Il ne suffit pas de se satisfaire de l'augmentation de la pratique du vélo en ville et de la multiplication des pistes cyclables ; les nouvelles pratiques profitent-elles à tous, et notamment aux cyclistes occasionnels et aux marcheurs ? N'oublions pas que, comme le rappelle l'anthropologue, marcher est le ciment de la ville.

En période de crise sanitaire, le vélo, mode de transport porte-à-porte, ouvre des marges de manœuvre et de liberté à un moment où des limites s’imposent. Maîtriser sa vitesse, contrôler le temps de parcours sans risque de se tromper car le cycliste ne connaît pas les bouchons urbains ou périurbains, stationner sans difficulté, on part quand on veut pour éviter la cohue, on choisit sa route pour privilégier un trajet plus calme, ou, par un itinéraire différent, on explore la ville et ses innombrables ramifications.

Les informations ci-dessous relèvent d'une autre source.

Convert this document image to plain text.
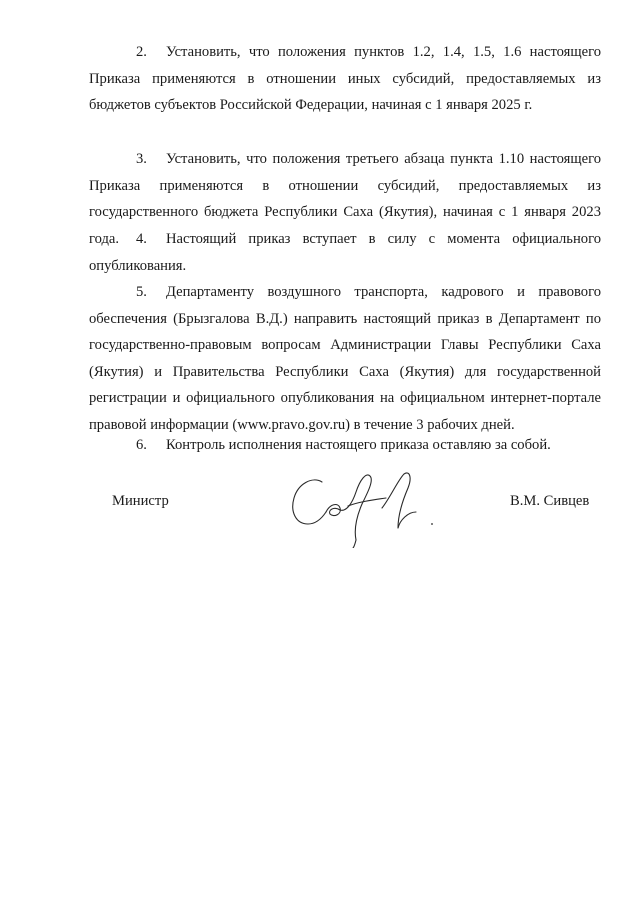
2. Установить, что положения пунктов 1.2, 1.4, 1.5, 1.6 настоящего Приказа применяются в отношении иных субсидий, предоставляемых из бюджетов субъектов Российской Федерации, начиная с 1 января 2025 г.

3. Установить, что положения третьего абзаца пункта 1.10 настоящего Приказа применяются в отношении субсидий, предоставляемых из государственного бюджета Республики Саха (Якутия), начиная с 1 января 2023 года.	4. Настоящий приказ вступает в силу с момента официального опубликования.

5. Департаменту воздушного транспорта, кадрового и правового обеспечения (Брызгалова В.Д.) направить настоящий приказ в Департамент по государственно-правовым вопросам Администрации Главы Республики Саха (Якутия) и Правительства Республики Саха (Якутия) для государственной регистрации и официального опубликования на официальном интернет-портале правовой информации (www.pravo.gov.ru) в течение 3 рабочих дней.

6. Контроль исполнения настоящего приказа оставляю за собой.

Министр	В.М. Сивцев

Pourtant, ouvrir des pistes, lorsqu’elles sont étroites, encourage seulement les 5 % de cyclistes hyperrapides – ceux qui font les trajets domicile-travail et les livraisons –, des publics en général assez lestes, plutôt jeunes, seuls et masculins. C’est mieux que rien mais cela ne suffit pas. Car la vitesse peut décourager les autres, cyclistes occasionnels, familles ou seniors, ou bien le différentiel de vitesses est susceptible de générer des conflits. On l’a vu lors de la grève à Paris, ou à certains moments de la crise sanitaire, lorsque les flux ont triplé tout à coup.

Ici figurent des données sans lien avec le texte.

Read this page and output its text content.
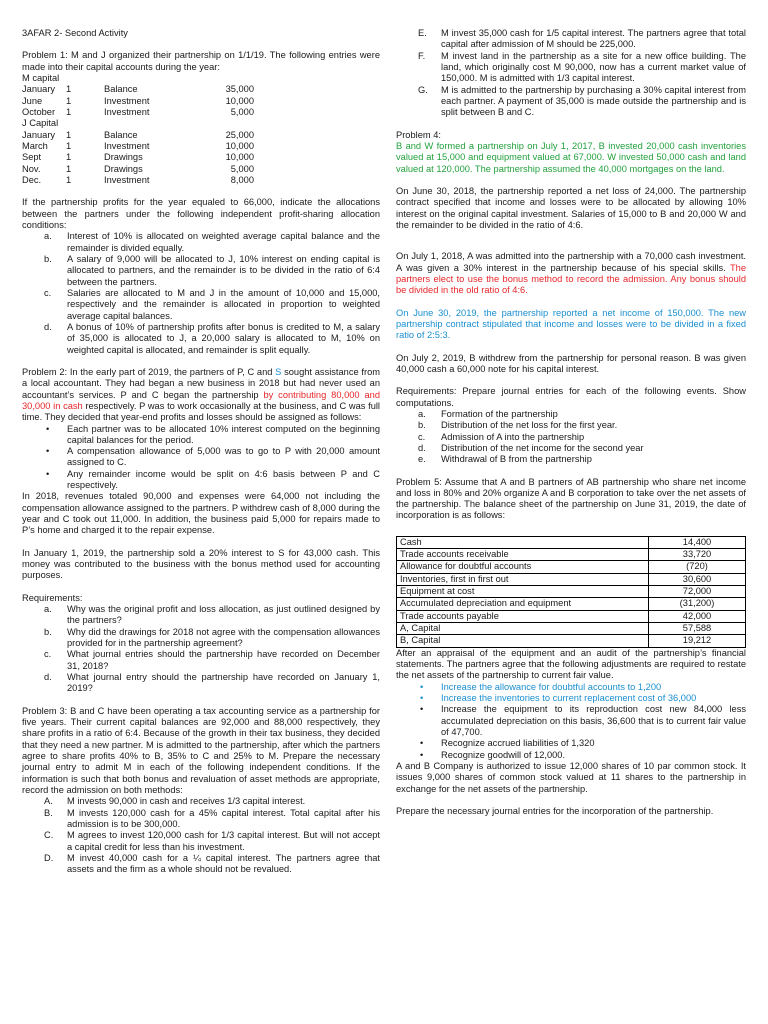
3AFAR 2- Second Activity

Problem 1: M and J organized their partnership on 1/1/19. The following entries were made into their capital accounts during the year:

M capital
January	1	Balance	35,000
June	1	Investment	10,000
October	1	Investment	5,000
J Capital
January	1	Balance	25,000
March	1	Investment	10,000
Sept	1	Drawings	10,000
Nov.	1	Drawings	5,000
Dec.	1	Investment	8,000

If the partnership profits for the year equaled to 66,000, indicate the allocations between the partners under the following independent profit-sharing allocation conditions:

a. Interest of 10% is allocated on weighted average capital balance and the remainder is divided equally.
b. A salary of 9,000 will be allocated to J, 10% interest on ending capital is allocated to partners, and the remainder is to be divided in the ratio of 6:4 between the partners.
c. Salaries are allocated to M and J in the amount of 10,000 and 15,000, respectively and the remainder is allocated in proportion to weighted average capital balances.
d. A bonus of 10% of partnership profits after bonus is credited to M, a salary of 35,000 is allocated to J, a 20,000 salary is allocated to M, 10% on weighted capital is allocated, and remainder is split equally.

Problem 2: In the early part of 2019, the partners of P, C and S sought assistance from a local accountant. They had began a new business in 2018 but had never used an accountant’s services. P and C began the partnership by contributing 80,000 and 30,000 in cash respectively. P was to work occasionally at the business, and C was full time. They decided that year-end profits and losses should be assigned as follows:

• Each partner was to be allocated 10% interest computed on the beginning capital balances for the period.
• A compensation allowance of 5,000 was to go to P with 20,000 amount assigned to C.
• Any remainder income would be split on 4:6 basis between P and C respectively.

In 2018, revenues totaled 90,000 and expenses were 64,000 not including the compensation allowance assigned to the partners. P withdrew cash of 8,000 during the year and C took out 11,000. In addition, the business paid 5,000 for repairs made to P’s home and charged it to the repair expense.

In January 1, 2019, the partnership sold a 20% interest to S for 43,000 cash. This money was contributed to the business with the bonus method used for accounting purposes.

Requirements:

a. Why was the original profit and loss allocation, as just outlined designed by the partners?
b. Why did the drawings for 2018 not agree with the compensation allowances provided for in the partnership agreement?
c. What journal entries should the partnership have recorded on December 31, 2018?
d. What journal entry should the partnership have recorded on January 1, 2019?

Problem 3: B and C have been operating a tax accounting service as a partnership for five years. Their current capital balances are 92,000 and 88,000 respectively, they share profits in a ratio of 6:4. Because of the growth in their tax business, they decided that they need a new partner. M is admitted to the partnership, after which the partners agree to share profits 40% to B, 35% to C and 25% to M. Prepare the necessary journal entry to admit M in each of the following independent conditions. If the information is such that both bonus and revaluation of asset methods are appropriate, record the admission on both methods:

A. M invests 90,000 in cash and receives 1/3 capital interest.
B. M invests 120,000 cash for a 45% capital interest. Total capital after his admission is to be 300,000.
C. M agrees to invest 120,000 cash for 1/3 capital interest. But will not accept a capital credit for less than his investment.
D. M invest 40,000 cash for a ¼ capital interest. The partners agree that assets and the firm as a whole should not be revalued.
E. M invest 35,000 cash for 1/5 capital interest. The partners agree that total capital after admission of M should be 225,000.
F. M invest land in the partnership as a site for a new office building. The land, which originally cost M 90,000, now has a current market value of 150,000. M is admitted with 1/3 capital interest.
G. M is admitted to the partnership by purchasing a 30% capital interest from each partner. A payment of 35,000 is made outside the partnership and is split between B and C.

Problem 4:

B and W formed a partnership on July 1, 2017, B invested 20,000 cash inventories valued at 15,000 and equipment valued at 67,000. W invested 50,000 cash and land valued at 120,000. The partnership assumed the 40,000 mortgages on the land.

On June 30, 2018, the partnership reported a net loss of 24,000. The partnership contract specified that income and losses were to be allocated by allowing 10% interest on the original capital investment. Salaries of 15,000 to B and 20,000 W and the remainder to be divided in the ratio of 4:6.

On July 1, 2018, A was admitted into the partnership with a 70,000 cash investment. A was given a 30% interest in the partnership because of his special skills. The partners elect to use the bonus method to record the admission. Any bonus should be divided in the old ratio of 4:6.

On June 30, 2019, the partnership reported a net income of 150,000. The new partnership contract stipulated that income and losses were to be divided in a fixed ratio of 2:5:3.

On July 2, 2019, B withdrew from the partnership for personal reason. B was given 40,000 cash a 60,000 note for his capital interest.

Requirements: Prepare journal entries for each of the following events. Show computations.

a. Formation of the partnership
b. Distribution of the net loss for the first year.
c. Admission of A into the partnership
d. Distribution of the net income for the second year
e. Withdrawal of B from the partnership

Problem 5: Assume that A and B partners of AB partnership who share net income and loss in 80% and 20% organize A and B corporation to take over the net assets of the partnership. The balance sheet of the partnership on June 31, 2019, the date of incorporation is as follows:

Cash	14,400
Trade accounts receivable	33,720
Allowance for doubtful accounts	(720)
Inventories, first in first out	30,600
Equipment at cost	72,000
Accumulated depreciation and equipment	(31,200)
Trade accounts payable	42,000
A, Capital	57,588
B, Capital	19,212

After an appraisal of the equipment and an audit of the partnership’s financial statements. The partners agree that the following adjustments are required to restate the net assets of the partnership to current fair value.

• Increase the allowance for doubtful accounts to 1,200
• Increase the inventories to current replacement cost of 36,000
• Increase the equipment to its reproduction cost new 84,000 less accumulated depreciation on this basis, 36,600 that is to current fair value of 47,700.
• Recognize accrued liabilities of 1,320
• Recognize goodwill of 12,000.

A and B Company is authorized to issue 12,000 shares of 10 par common stock. It issues 9,000 shares of common stock valued at 11 shares to the partnership in exchange for the net assets of the partnership.

Prepare the necessary journal entries for the incorporation of the partnership.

Les collectivités n'ont d'autre choix que de ralentir la ville afin que la pratique reste hybride avec des cyclistes réguliers et d’autres occasionnels. La logique de couloir vaut pour des connexions longues de dix ou quinze kilomètres, ou pour traverser les carrefours complexes, à condition de pouvoir s’y doubler et de ne pas grignoter sur l’espace public existant réservé aux piétons. Il n’est plus question de faire des petites pistes d’un mètre de chaque côté de la rue. La meilleure solution pour assurer une cohabitation multimodale, c’est de ralentir la ville. Bilbao, Valence, Barcelone, Montréal, Gand, Bogota, et bien sûr Copenhague l’ont bien compris : la cohabitation harmonieuse entre la marche, le vélo et les trottinettes passe par un élargissement conséquent, là où c'est possible, des pistes cyclables, ou par la création d’espaces partagés à la fois généralistes et généreux.

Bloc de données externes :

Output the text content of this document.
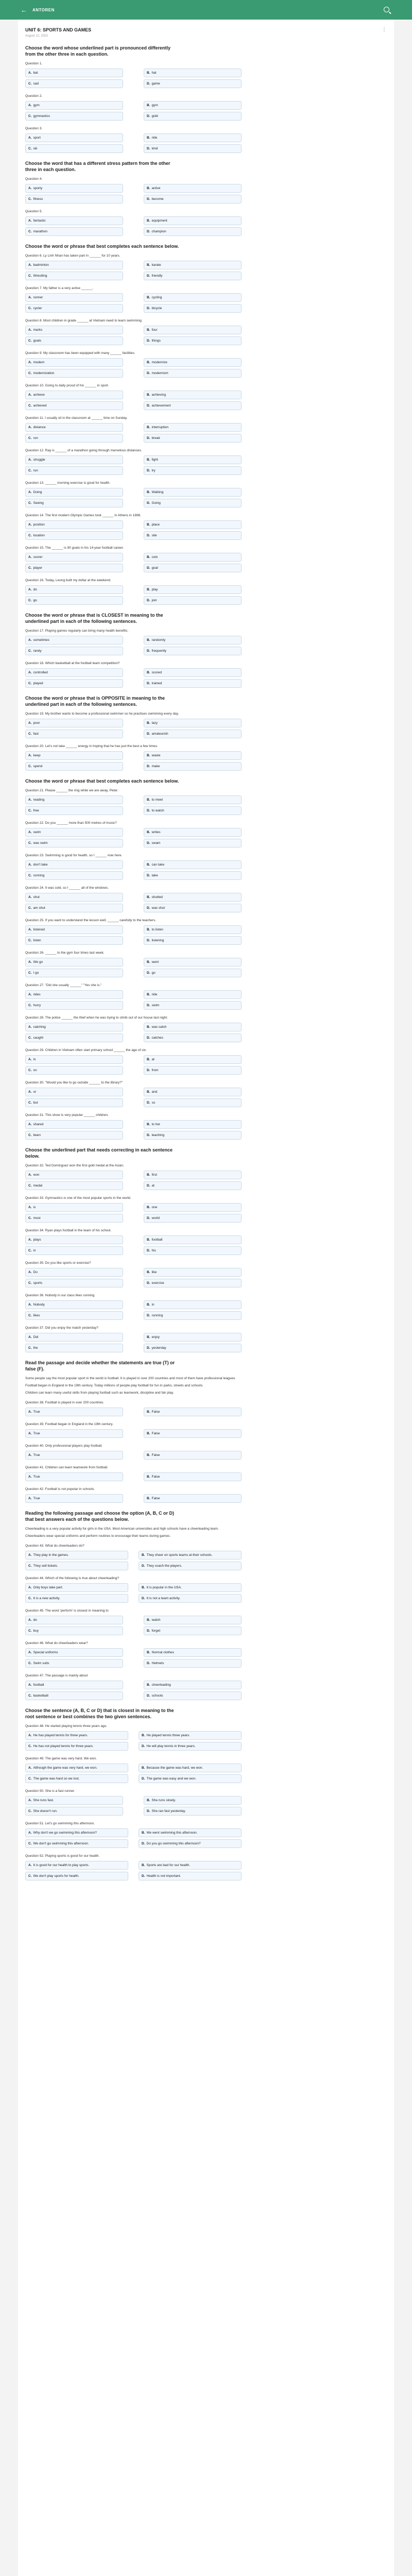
← ANTOREN
UNIT 6: SPORTS AND GAMES	⋮
August 12, 2023
Choose the word whose underlined part is pronounced differently from the other three in each question.
Question 1.
A. bat	B. hat
C. sad	D. game
Question 2.
A. gym	B. gym
C. gymnastics	D. gold
Question 3.
A. sport	B. ride
C. ski	D. kind
Choose the word that has a different stress pattern from the other three in each question.
Question 4.
A. sporty	B. active
C. fitness	D. become
Question 5.
A. fantastic	B. equipment
C. marathon	D. champion
Choose the word or phrase that best completes each sentence below.
Question 6. Ly Linh Nhan has taken part in ______ for 10 years.
A. badminton	B. karate
C. Wrestling	D. friendly
Question 7. My father is a very active ______.
A. runner	B. cycling
C. cycler	D. bicycle
Question 8. Most children in grade ______ at Vietnam need to learn swimming.
A. marks	B. four
C. goals	D. things
Question 9. My classroom has been equipped with many ______ facilities.
A. modern	B. modernize
C. modernization	D. modernism
Question 10. Going to daily proud of his ______ in sport.
A. achieve	B. achieving
C. achieved	D. achievement
Question 11. I usually sit in the classroom at ______ time on Sunday.
A. distance	B. interruption
C. run	D. break
Question 12. Ray is ______ of a marathon going through marvelous distances.
A. struggle	B. fight
C. run	D. try
Question 13. ______ morning exercise is good for health.
A. Doing	B. Walking
C. Seeing	D. Going
Question 14. The first modern Olympic Games took ______ in Athens in 1896.
A. position	B. place
C. location	D. site
Question 15. The ______ is 90 goals in his 14-year football career.
A. scorer	B. coin
C. player	D. goal
Question 16. Today, Leong built my dollar at the weekend.
A. do	B. play
C. go	D. join
Choose the word or phrase that is CLOSEST in meaning to the underlined part in each of the following sentences.
Question 17. Playing games regularly can bring many health benefits.
A. sometimes	B. randomly
C. rarely	D. frequently
Question 18. Which basketball at the football team competition?
A. controlled	B. scored
C. played	D. trained
Choose the word or phrase that is OPPOSITE in meaning to the underlined part in each of the following sentences.
Question 19. My brother wants to become a professional swimmer so he practises swimming every day.
A. poor	B. lazy
C. fast	D. amateurish
Question 20. Let's not take ______ energy in hoping that he has just the best a few times.
A. keep	B. waste
C. spend	D. make
Choose the word or phrase that best completes each sentence below.
Question 21. Please ______ the ring while we are away, Peter.
A. reading	B. to meet
C. free	D. to watch
Question 22. Do you ______ more than 500 metres of music?
A. swim	B. writes
C. was swim	D. swam
Question 23. Swimming is good for health, so I ______ now here.
A. don't take	B. can take
C. running	D. take
Question 24. It was cold, so I ______ all of the windows.
A. shut	B. shutted
C. am shut	D. was shut
Question 25. If you want to understand the lesson well, ______ carefully to the teachers.
A. listened	B. to listen
C. listen	D. listening
Question 26. ______ to the gym four times last week.
A. We go	B. went
C. I go	D. go
Question 27. "Did she usually ______" "Yes she is."
A. rides	B. ride
C. hurry	D. swim
Question 28. The police ______ the thief when he was trying to climb out of our house last night.
A. catching	B. was catch
C. caught	D. catches
Question 29. Children in Vietnam often start primary school ______ the age of six.
A. in	B. at
C. on	D. from
Question 30. "Would you like to go outside ______ to the library?"
A. or	B. and
C. but	D. so
Question 31. This show is very popular ______ children.
A. shared	B. to her
C. been	D. teaching
Choose the underlined part that needs correcting in each sentence below.
Question 32. Ted Dominguez won the first gold medal at the Asian.
A. won	B. first
C. medal	D. at
Question 33. Gymnastics is one of the most popular sports in the world.
A. is	B. one
C. most	D. world
Question 34. Ryan plays football in the team of his school.
A. plays	B. football
C. in	D. his
Question 35. Do you like sports or exercise?
A. Do	B. like
C. sports	D. exercise
Question 36. Nobody in our class likes running.
A. Nobody	B. in
C. likes	D. running
Question 37. Did you enjoy the match yesterday?
A. Did	B. enjoy
C. the	D. yesterday
Read the passage and decide whether the statements are true (T) or false (F).

Some people say the most popular sport in the world is football. It is played in over 200 countries and most of them have professional leagues.

Football began in England in the 19th century. Today millions of people play football for fun in parks, streets and schools.

Children can learn many useful skills from playing football such as teamwork, discipline and fair play.

Question 38. Football is played in over 200 countries.
A. True	B. False
Question 39. Football began in England in the 19th century.
A. True	B. False
Question 40. Only professional players play football.
A. True	B. False
Question 41. Children can learn teamwork from football.
A. True	B. False
Question 42. Football is not popular in schools.
A. True	B. False
Reading the following passage and choose the option (A, B, C or D) that best answers each of the questions below.

Cheerleading is a very popular activity for girls in the USA. Most American universities and high schools have a cheerleading team.

Cheerleaders wear special uniforms and perform routines to encourage their teams during games.

Question 43. What do cheerleaders do?
A. They play in the games.	B. They cheer on sports teams at their schools.
C. They sell tickets.	D. They coach the players.
Question 44. Which of the following is true about cheerleading?
A. Only boys take part.	B. It is popular in the USA.
C. It is a new activity.	D. It is not a team activity.
Question 45. The word 'perform' is closest in meaning to
A. do	B. watch
C. buy	D. forget
Question 46. What do cheerleaders wear?
A. Special uniforms	B. Normal clothes
C. Swim suits	D. Helmets
Question 47. The passage is mainly about
A. football	B. cheerleading
C. basketball	D. schools
Choose the sentence (A, B, C or D) that is closest in meaning to the root sentence or best combines the two given sentences.
Question 48. He started playing tennis three years ago.
A. He has played tennis for three years.	B. He played tennis three years.
C. He has not played tennis for three years.	D. He will play tennis in three years.
Question 49. The game was very hard. We won.
A. Although the game was very hard, we won.	B. Because the game was hard, we won.
C. The game was hard so we lost.	D. The game was easy and we won.
Question 50. She is a fast runner.
A. She runs fast.	B. She runs slowly.
C. She doesn't run.	D. She ran fast yesterday.
Question 51. Let's go swimming this afternoon.
A. Why don't we go swimming this afternoon?	B. We went swimming this afternoon.
C. We don't go swimming this afternoon.	D. Do you go swimming this afternoon?
Question 52. Playing sports is good for our health.
A. It is good for our health to play sports.	B. Sports are bad for our health.
C. We don't play sports for health.	D. Health is not important.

Pour élargir une pratique apaisée, réellement démocratique du vélo, les collectivités se doivent de ralentir la ville en s'occupant du maillage des voies secondaires : limitation à 20 km/h ou 30 km/h, y compris dans les banlieues périphériques, accroissement des espaces partagés de cohabitation piétons-vélos-autos, redonner ainsi à la rue sa fonction primaire de lieu de vie. Ruelles vertes à Montréal, « supermanzanas » à Barcelone, « vélorues » à Gand. Illusoire en effet de croire qu'on roule à 50 km/h en ville alors que, de fait, la vitesse automobile ne dépasse pas 18 km/h en moyenne.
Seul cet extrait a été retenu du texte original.